A girl of about eight with two tightly plaited braids came into the room. Her narrow, wide-set eyes slanting upwards gave her a mischievous and sly look. She raised them when she laughed. She had already discovered outside the door that her mother had a guest, but, appearing on the threshold, she considered it necessary to show an inadvertent astonishment on her face, curtsied, and turned to the doctor the unblinking, fearless eye of a precociously thoughtful child growing up in solitude.
“Kindly meet my daughter Katenka.”
“You showed me pictures of her in Meliuzeevo. How she’s grown and changed!”
“So it turns out you’re at home? And I thought you were outside. I didn’t hear you come in.”
“I took the key from the hole, and there was a rat this big! I screamed and backed away. I thought I’d die of fear.”
Katenka made the sweetest faces when she talked, rolling her sly eyes and forming her little mouth into a circle, like a fish taken out of the water.
“Well, go to your room. I’ll persuade the nice man to stay for dinner, take the kasha from the oven, and call you.”
“Thank you, but I’m forced to decline. Because of my visits to the city, our dinners are served at six. I’m used to not being late, and it’s over a three-hour ride, if not all of four. That’s why I came early—forgive me—I’ll get up and go soon.”
“Just half an hour more.”
“With pleasure.”
15
“And now—frankness for frankness. Strelnikov, whom you told about, is my husband Pasha, Pavel Pavlovich Antipov, whom I went to the front in search of and in whose imaginary death I so rightly refused to believe.”
“I’m not shocked and have been prepared. I’ve heard that fable and consider it nonsense. That’s why I forgot myself to such an extent that I spoke to you so freely and incautiously about him, as if this gossip didn’t exist. But these rumors are senseless. I saw the man. How could he be connected with you? What do you have in common?”
“And all the same it’s so, Yuri Andreevich. Strelnikov is Antipov, my husband. I agree with the general opinion. Katenka also knows it and is proud of her father. Strelnikov is his assumed name, a pseudonym, as with all revolutionary activists. For certain considerations, he must live and act under a different name.
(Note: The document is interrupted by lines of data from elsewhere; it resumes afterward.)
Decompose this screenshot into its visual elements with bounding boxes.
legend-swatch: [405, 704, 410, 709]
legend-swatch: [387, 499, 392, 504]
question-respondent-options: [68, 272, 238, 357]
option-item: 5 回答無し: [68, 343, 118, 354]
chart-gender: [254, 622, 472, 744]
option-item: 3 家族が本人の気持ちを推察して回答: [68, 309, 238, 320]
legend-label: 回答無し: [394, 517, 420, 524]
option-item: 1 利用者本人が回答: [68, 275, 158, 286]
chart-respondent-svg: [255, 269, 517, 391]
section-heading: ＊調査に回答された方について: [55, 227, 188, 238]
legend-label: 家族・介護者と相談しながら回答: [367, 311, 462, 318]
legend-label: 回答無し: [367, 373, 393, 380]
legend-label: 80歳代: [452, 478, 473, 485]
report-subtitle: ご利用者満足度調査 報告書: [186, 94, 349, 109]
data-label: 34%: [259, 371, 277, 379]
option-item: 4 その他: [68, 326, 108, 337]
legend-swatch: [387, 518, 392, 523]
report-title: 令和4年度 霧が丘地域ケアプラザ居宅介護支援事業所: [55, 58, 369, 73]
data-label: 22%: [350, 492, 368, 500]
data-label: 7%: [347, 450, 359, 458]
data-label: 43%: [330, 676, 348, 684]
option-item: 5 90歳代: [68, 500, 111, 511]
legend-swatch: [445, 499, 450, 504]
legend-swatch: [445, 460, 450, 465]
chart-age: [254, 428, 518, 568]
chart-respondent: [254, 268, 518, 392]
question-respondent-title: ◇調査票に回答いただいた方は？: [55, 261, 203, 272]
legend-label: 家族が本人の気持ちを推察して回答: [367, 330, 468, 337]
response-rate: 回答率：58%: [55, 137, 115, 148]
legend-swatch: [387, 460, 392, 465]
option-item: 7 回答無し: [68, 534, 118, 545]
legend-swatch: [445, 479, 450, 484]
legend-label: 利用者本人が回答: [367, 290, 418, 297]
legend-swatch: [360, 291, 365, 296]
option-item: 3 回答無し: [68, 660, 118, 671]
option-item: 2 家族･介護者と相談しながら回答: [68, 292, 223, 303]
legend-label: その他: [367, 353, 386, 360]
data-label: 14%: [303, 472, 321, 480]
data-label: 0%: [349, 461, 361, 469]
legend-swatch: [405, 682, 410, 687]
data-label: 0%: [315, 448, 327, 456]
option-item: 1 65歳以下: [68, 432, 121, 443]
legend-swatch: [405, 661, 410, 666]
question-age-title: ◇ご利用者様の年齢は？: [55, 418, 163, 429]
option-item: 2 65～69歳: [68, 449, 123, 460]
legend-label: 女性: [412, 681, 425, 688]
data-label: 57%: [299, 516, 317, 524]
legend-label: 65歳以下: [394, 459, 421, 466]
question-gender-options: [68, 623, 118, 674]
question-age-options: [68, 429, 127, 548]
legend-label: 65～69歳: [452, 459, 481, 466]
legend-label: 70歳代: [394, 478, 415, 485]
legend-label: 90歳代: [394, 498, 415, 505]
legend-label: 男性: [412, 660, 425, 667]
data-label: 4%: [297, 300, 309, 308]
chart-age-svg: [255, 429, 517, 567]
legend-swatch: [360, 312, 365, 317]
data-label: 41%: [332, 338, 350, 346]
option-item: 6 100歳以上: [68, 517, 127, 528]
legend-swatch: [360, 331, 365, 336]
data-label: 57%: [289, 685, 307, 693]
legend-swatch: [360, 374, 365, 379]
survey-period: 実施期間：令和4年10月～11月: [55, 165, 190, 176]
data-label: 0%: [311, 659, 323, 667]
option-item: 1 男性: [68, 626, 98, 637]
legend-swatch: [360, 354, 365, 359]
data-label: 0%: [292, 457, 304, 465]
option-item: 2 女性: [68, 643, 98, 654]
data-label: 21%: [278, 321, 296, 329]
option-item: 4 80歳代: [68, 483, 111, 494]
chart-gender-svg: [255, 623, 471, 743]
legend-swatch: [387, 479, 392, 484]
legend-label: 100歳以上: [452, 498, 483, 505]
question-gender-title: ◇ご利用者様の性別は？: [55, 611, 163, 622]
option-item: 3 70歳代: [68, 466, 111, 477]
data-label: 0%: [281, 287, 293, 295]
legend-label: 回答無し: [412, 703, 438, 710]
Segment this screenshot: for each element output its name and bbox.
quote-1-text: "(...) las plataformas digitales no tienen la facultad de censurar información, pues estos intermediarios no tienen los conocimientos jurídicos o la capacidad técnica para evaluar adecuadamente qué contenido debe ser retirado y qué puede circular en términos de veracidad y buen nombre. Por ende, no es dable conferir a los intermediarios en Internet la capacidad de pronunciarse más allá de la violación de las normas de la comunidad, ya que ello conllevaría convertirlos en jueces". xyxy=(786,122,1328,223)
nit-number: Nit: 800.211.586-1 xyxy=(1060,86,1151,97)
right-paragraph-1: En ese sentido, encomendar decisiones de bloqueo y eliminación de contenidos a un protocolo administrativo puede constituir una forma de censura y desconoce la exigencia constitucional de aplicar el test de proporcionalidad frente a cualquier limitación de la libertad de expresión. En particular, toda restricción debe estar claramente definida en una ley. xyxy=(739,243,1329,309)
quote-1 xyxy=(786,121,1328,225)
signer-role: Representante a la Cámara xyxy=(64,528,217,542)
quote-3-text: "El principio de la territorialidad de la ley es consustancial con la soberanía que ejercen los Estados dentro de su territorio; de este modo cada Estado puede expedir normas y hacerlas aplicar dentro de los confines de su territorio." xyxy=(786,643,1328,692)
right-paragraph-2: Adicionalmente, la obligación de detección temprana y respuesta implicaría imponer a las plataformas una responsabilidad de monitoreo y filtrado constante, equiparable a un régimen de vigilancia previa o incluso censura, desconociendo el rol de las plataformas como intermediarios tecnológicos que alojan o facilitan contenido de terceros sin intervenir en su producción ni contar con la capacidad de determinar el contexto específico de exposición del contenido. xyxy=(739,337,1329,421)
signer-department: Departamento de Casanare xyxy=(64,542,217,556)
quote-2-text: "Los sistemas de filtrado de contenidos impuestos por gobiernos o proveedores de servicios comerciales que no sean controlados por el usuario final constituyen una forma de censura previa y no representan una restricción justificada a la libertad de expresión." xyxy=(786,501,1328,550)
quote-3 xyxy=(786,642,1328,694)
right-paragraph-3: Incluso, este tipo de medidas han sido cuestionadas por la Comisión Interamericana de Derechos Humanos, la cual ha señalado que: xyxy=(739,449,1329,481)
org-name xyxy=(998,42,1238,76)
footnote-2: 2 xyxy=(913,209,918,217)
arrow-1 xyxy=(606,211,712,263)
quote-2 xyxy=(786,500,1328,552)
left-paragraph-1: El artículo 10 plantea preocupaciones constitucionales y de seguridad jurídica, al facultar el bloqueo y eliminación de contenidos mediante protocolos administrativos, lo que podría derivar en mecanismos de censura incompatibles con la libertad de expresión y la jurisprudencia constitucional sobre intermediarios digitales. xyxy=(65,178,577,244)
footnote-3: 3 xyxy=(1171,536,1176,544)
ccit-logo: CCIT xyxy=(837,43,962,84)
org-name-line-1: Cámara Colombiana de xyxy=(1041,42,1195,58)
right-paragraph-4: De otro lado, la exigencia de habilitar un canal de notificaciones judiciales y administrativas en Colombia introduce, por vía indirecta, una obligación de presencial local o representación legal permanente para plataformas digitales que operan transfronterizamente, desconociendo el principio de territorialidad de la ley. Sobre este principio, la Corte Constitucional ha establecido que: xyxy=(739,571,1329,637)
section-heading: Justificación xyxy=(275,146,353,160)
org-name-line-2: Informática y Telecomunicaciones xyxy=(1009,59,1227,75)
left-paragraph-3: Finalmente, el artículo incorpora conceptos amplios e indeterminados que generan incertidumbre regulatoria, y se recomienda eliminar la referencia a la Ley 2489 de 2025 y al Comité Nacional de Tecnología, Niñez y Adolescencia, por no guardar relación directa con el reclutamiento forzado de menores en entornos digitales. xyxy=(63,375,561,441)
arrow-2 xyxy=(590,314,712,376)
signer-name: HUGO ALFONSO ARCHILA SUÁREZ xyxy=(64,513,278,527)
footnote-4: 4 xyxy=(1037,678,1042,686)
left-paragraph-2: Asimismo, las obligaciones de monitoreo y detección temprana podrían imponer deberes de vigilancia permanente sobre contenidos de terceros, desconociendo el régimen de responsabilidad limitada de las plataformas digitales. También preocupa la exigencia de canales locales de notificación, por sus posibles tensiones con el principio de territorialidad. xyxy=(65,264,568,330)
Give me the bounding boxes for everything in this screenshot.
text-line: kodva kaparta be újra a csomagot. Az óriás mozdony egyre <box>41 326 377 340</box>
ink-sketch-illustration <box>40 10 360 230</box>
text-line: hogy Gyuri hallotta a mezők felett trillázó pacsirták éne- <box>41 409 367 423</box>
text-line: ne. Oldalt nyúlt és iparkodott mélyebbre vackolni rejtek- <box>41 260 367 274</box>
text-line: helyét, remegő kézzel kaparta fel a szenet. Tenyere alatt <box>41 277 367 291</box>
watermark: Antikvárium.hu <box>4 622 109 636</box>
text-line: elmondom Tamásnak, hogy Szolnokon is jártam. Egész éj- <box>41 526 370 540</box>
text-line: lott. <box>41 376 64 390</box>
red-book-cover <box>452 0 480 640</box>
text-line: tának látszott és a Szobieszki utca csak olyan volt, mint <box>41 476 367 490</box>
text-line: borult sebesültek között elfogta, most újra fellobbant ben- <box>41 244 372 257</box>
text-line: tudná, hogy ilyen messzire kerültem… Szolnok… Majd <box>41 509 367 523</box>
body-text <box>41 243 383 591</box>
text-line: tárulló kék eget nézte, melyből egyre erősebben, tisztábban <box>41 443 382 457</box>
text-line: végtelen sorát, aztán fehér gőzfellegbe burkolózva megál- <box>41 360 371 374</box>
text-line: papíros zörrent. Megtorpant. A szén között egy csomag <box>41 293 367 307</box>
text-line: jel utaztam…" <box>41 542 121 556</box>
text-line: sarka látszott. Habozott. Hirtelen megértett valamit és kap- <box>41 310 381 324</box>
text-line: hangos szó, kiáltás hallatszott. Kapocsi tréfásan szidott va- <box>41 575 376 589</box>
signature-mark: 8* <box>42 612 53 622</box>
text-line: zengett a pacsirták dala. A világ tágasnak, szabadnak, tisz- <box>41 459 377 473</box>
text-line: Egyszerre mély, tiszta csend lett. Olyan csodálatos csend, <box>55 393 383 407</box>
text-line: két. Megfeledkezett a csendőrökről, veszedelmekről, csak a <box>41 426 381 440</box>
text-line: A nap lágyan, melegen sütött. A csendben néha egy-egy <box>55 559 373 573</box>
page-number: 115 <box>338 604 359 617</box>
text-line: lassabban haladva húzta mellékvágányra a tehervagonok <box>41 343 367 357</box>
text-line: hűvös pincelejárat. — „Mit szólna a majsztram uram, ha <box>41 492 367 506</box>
“He took Yuriatin, poured shells on us, knew that we were here, never once asked if we were alive, so as not to violate his secret. That was his duty, of course. If he had asked us how to act, we would have advised him to do the same. You could also say that my immunity, the acceptable living quarters given me by the city council, and so on, are indirect proofs of his secret caring for us! All the same, you won’t persuade me of it. To be right here and resist the temptation to see us! My mind refuses to grasp that, it’s beyond my understanding. It’s something inaccessible to me—not life, but some Roman civic valor, one of the clever notions of today. But I’m falling under your influence and beginning to sing your tune. I wouldn’t want that. You and I are not of one mind. We may understand some elusive, optional thing in the same way. But in matters of broad significance, in philosophy of life, it’s better for us to be opponents. But let’s get back to Strelnikov. He’s in Siberia now, and you’re right, information about criticism of him, which chills my heart, has reached me, too. He’s in Siberia, at one of our advanced positions, in the process of defeating his courtyard friend and later frontline comrade, poor Galiullin, for whom his name and his marriage to me are no secret, and who, in his priceless delicacy, has never let me feel it, though he storms and rages and goes out of his mind at the mention of Strelnikov. Yes, well, so he’s now in Siberia.